Training

Winter Training Doesn’t Stop: Introducing Pocket Range

Pocket Range

Using the Pocket Range for Effective Dry Fire Practice

As winter sets in across much of the country, range access becomes harder to come by. Cold temperatures, snow, limited daylight, and closed facilities all add friction to consistent live-fire training. That doesn’t mean training stops, it means training shifts.

This is where structured indoor dry fire work becomes not just useful, but necessary. One of the free resources we offer at Hi-Line Tactical is the Pocket Range, a printable target system designed specifically for dry fire practice in limited space. Used correctly, it allows shooters to work on fundamental skills that directly transfer to live fire, even when outdoor range time isn’t an option.

What the Pocket Range Is (and Isn’t)

The Pocket Range is not a novelty target and it’s not meant to replace live fire. It’s a scaled training tool that simulates distance using reduced target sizes placed at a fixed, close distance. The system includes multiple silhouette targets representing simulated distances (50, 75, 100, 200, and 300 yards) when placed approximately 5–7 yards from the shooter. This allows you to train visual discipline, sight alignment, trigger control, and positional stability in a realistic way without needing a long range or ammunition.

Setting Up the Pocket Range

Setup is intentionally simple:

  • Print the Pocket Range targets at full scale
  • Mount them securely on a flat surface (wall, target stand, or cardboard backer)
  • Place the targets approximately 5 yards from your shooting position
  • Maintain that same distance consistently—do not move closer to “make it easier”

The discipline comes from working the process correctly, not chasing perfect hits.

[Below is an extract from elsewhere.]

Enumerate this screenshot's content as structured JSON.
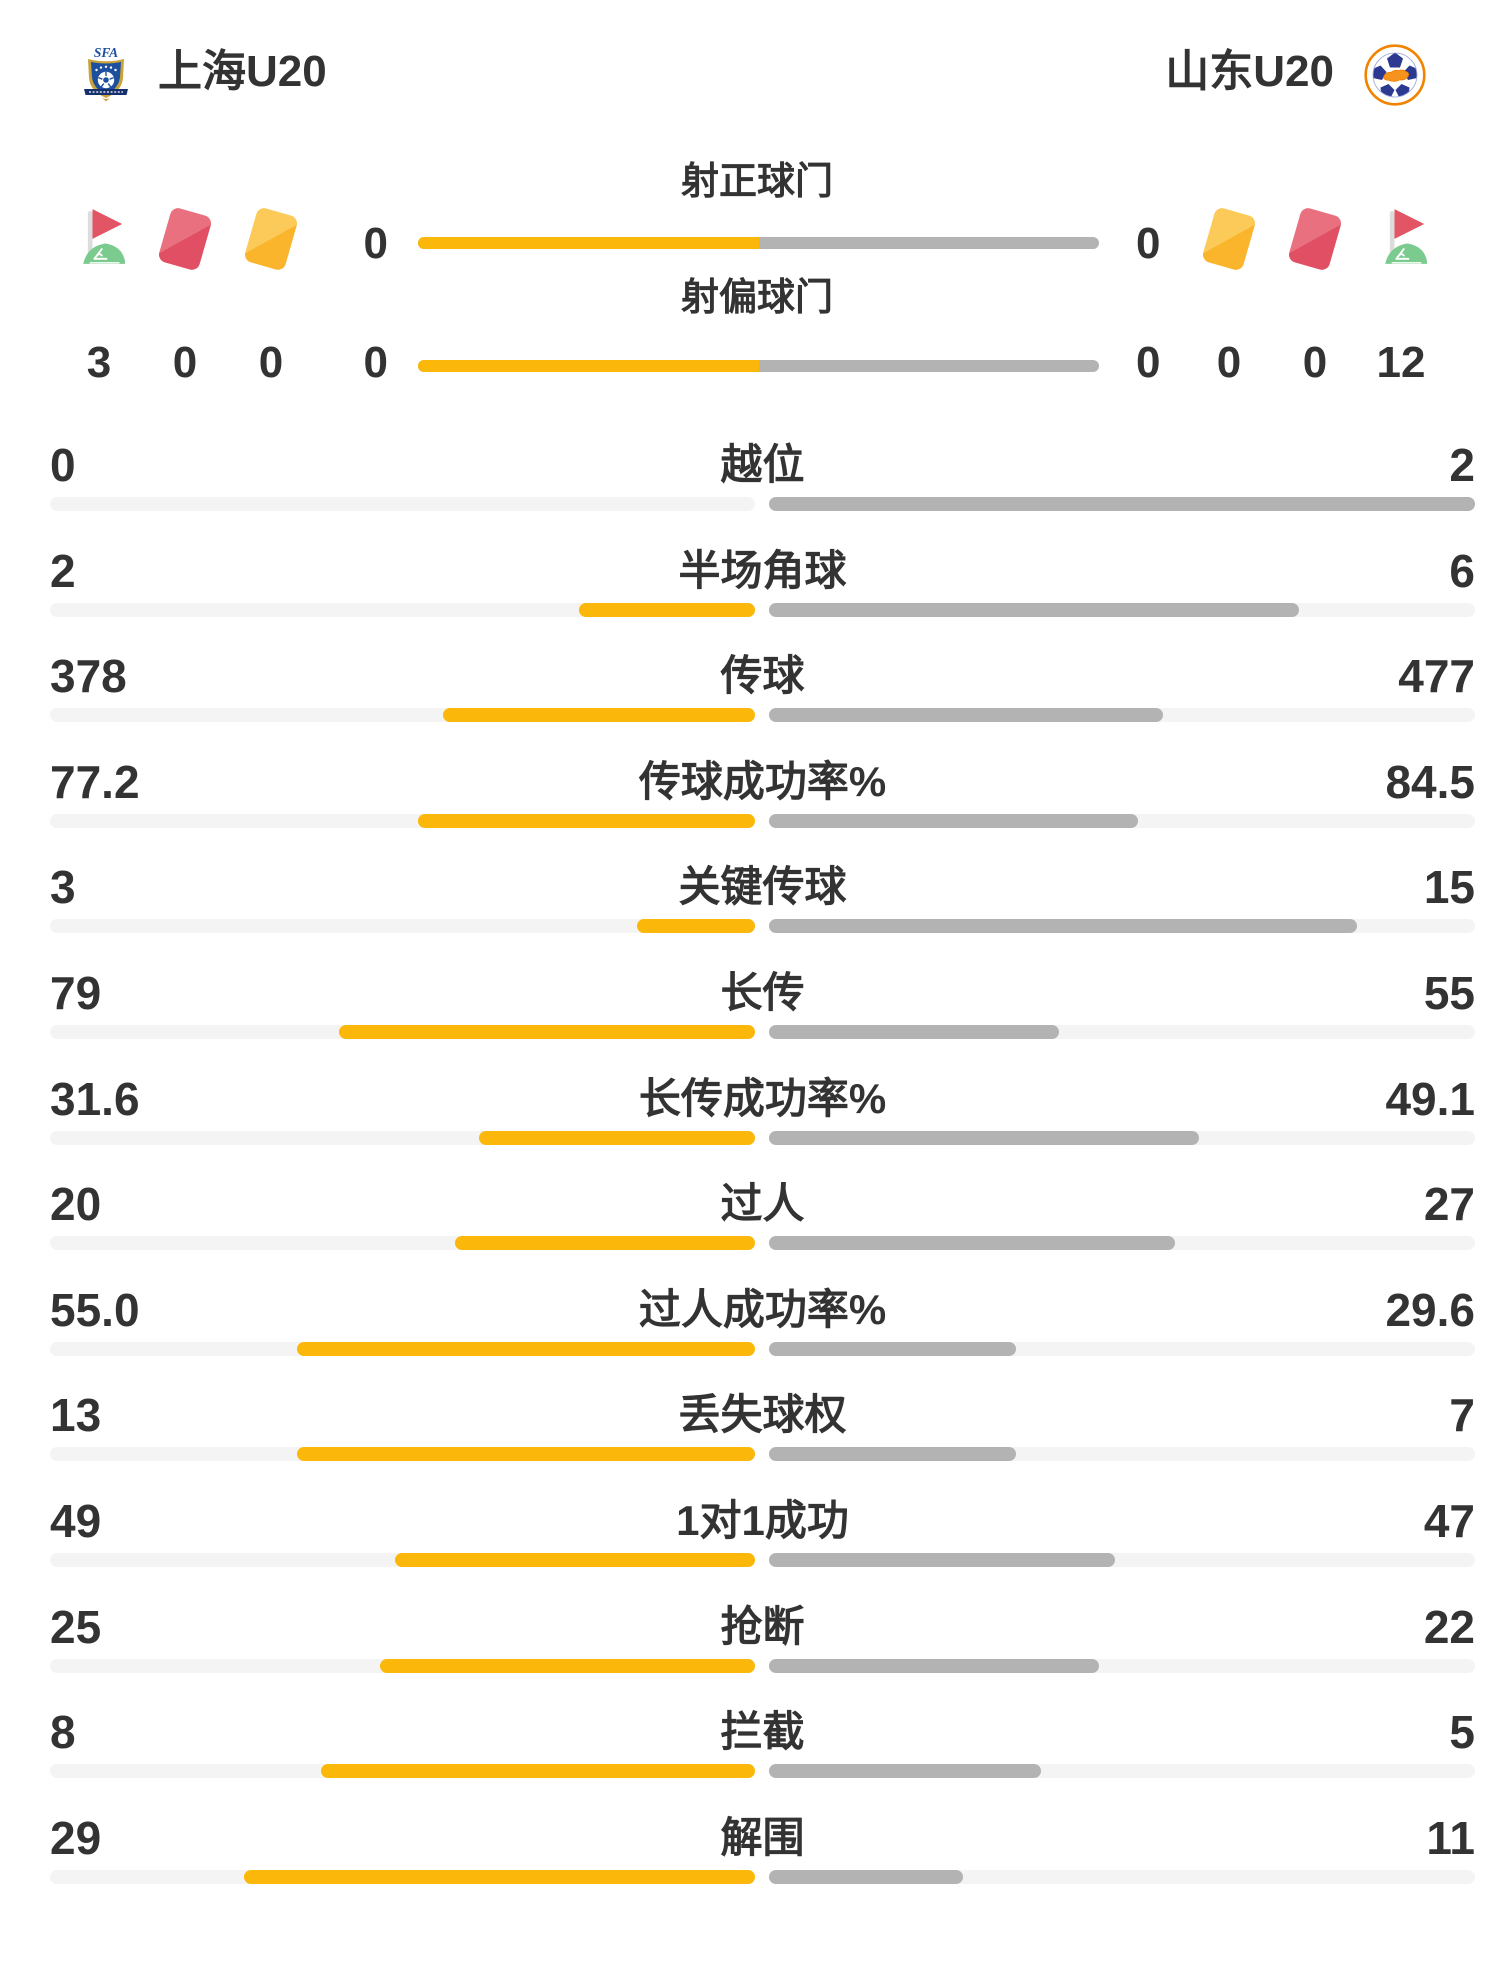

How to Use It for Meaningful Dry Fire

The Pocket Range works best when paired with deliberate, controlled dry fire, not rushed repetitions.

Key focus areas include:
Trigger Control Use slow, intentional trigger presses. The reduced target zones magnify errors, forcing you to stay honest about sight movement and grip pressure.

Sight Alignment & Visual Focus Whether you’re running irons, red dots, or an optic, align and confirm your sights exactly as you would during live fire. Higher magnification is discouraged at this distance; it introduces artificial focus issues and masks mistakes.

Follow-Through Dry fire allows you to exaggerate proper follow-through without recoil. Watch what your sights do during and after the trigger break.

Transitions & Target Acquisition The layout allows you to move between different simulated distances, forcing deliberate transitions and re-acquisition of sights, skills that degrade quickly without practice.

Positions Standing is only the baseline. Incorporate kneeling, prone, and supported positions to replicate real-world shooting constraints and stability challenges.

Why This Works

Dry fire is most effective when it introduces constraints. The Pocket Range creates those constraints through scaled targets that punish sloppy mechanics. At five yards, a simulated 200 or 300-yard target demands the same visual patience and trigger discipline as a real one. You can’t muscle your way through it. You either execute correctly or you don’t.
That’s exactly what you want during the winter months: feedback without ammunition cost, and repetition without bad habits.

Making Winter Training Count

Winter is where skill gaps either grow or close. If you wait for perfect conditions to train, consistency suffers. If you use the time to reinforce fundamentals, spring live-fire sessions become confirmation, not correction. The Pocket Range is a simple tool, but it’s built for shooters who understand that progress comes from controlled reps, not convenience.

Download it, set it up correctly, and use it with intention. When the range opens back up, you’ll notice the difference.